The largest stake in Williams-Sonoma, Inc. (NYSE:WSM) was held by AQR Capital Management, which reported holding $52.5 million worth of stock at the end of September. It was followed by Balyasny Asset Management with a $23.4 million position. Other investors bullish on the company included Renaissance Technologies, Select Equity Group, and D E Shaw. In terms of the portfolio weights assigned to each position Neo Ivy Capital allocated the biggest weight to Williams-Sonoma, Inc. (NYSE:WSM), around 0.53% of its 13F portfolio. Cinctive Capital Management is also relatively very bullish on the stock, setting aside 0.31 percent of its 13F equity portfolio to WSM.
Because Williams-Sonoma, Inc. (NYSE:WSM) has faced declining sentiment from hedge fund managers, we can see that there is a sect of money managers that slashed their full holdings in the first quarter.

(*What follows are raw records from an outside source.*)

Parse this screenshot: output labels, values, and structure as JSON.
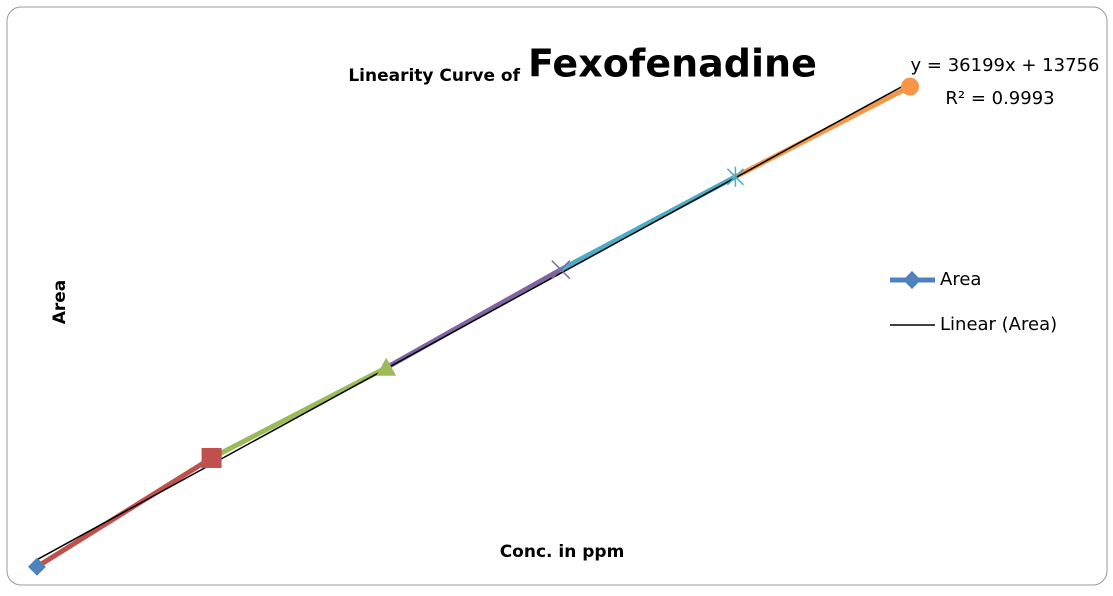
{
  "chart_data": {
    "type": "line",
    "title_parts": [
      "Linearity Curve of",
      "Fexofenadine"
    ],
    "x_label": "Conc. in ppm",
    "y_label": "Area",
    "x": [
      1,
      2,
      3,
      4,
      5,
      6
    ],
    "xlim": [
      0.9,
      6.1
    ],
    "ylim": [
      45000,
      235000
    ],
    "series": [
      {
        "name": "Area",
        "color": "#4f81bd",
        "values": [
          50000,
          91000,
          125000,
          162000,
          197000,
          231000
        ],
        "point_colors": [
          "#4f81bd",
          "#c0504d",
          "#9bbb59",
          "#8064a2",
          "#4bacc6",
          "#f79646"
        ],
        "markers": [
          "diamond",
          "square",
          "triangle",
          "x",
          "star",
          "circle"
        ]
      }
    ],
    "trendline": {
      "name": "Linear (Area)",
      "color": "#000000",
      "equation": "y = 36199x + 13756",
      "r2": "R² = 0.9993"
    },
    "legend": "right"
  }
}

Interestingly, James Parsons’s Junto Capital Management cut the largest position of all the hedgies watched by Insider Monkey, totaling about $54.5 million in stock, and Steven Boyd’s Armistice Capital was right behind this move, as the fund dumped about $32.8 million worth. These bearish behaviors are interesting, as total hedge fund interest fell by 3 funds in the first quarter.
Let’s check out hedge fund activity in other stocks similar to Williams-Sonoma, Inc. (NYSE:WSM). We will take a look at Floor & Decor Holdings, Inc. (NYSE:FND), Empire State Realty Trust Inc (NYSE:ESRT), Seaboard Corporation (NYSE:SEB), and Littelfuse, Inc. (NASDAQ:LFUS). This group of stocks’ market caps are closest to WSM’s market cap.
|Ticker||No of HFs with positions||Total Value of HF Positions (x1000)||Change in HF Position|
View table here if you experience formatting issues.
As you can see these stocks had an average of 19 hedge funds with bullish positions and the average amount invested in these stocks was $220 million. That figure was $182 million in WSM’s case. Floor & Decor Holdings, Inc. (NYSE:FND) is the most popular stock in this table. On the other hand Seaboard Corporation (NYSE:SEB) is the least popular one with only 15 bullish hedge fund positions. Compared to these stocks Williams-Sonoma, Inc. (NYSE:WSM) is more popular among hedge funds. Our calculations showed that top 10 most popular stocks among hedge funds returned 41.4% in 2019 and outperformed the S&P 500 ETF (SPY) by 10.1 percentage points. These stocks returned 8.3% in 2020 through the end of May but still managed to beat the market by 13.2 percentage points. Hedge funds were also right about betting on WSM as the stock returned 97.5% so far in Q2 (through the end of May) and outperformed the market by an even larger margin. Hedge funds were clearly right about piling into this stock relative to other stocks with similar market capitalizations.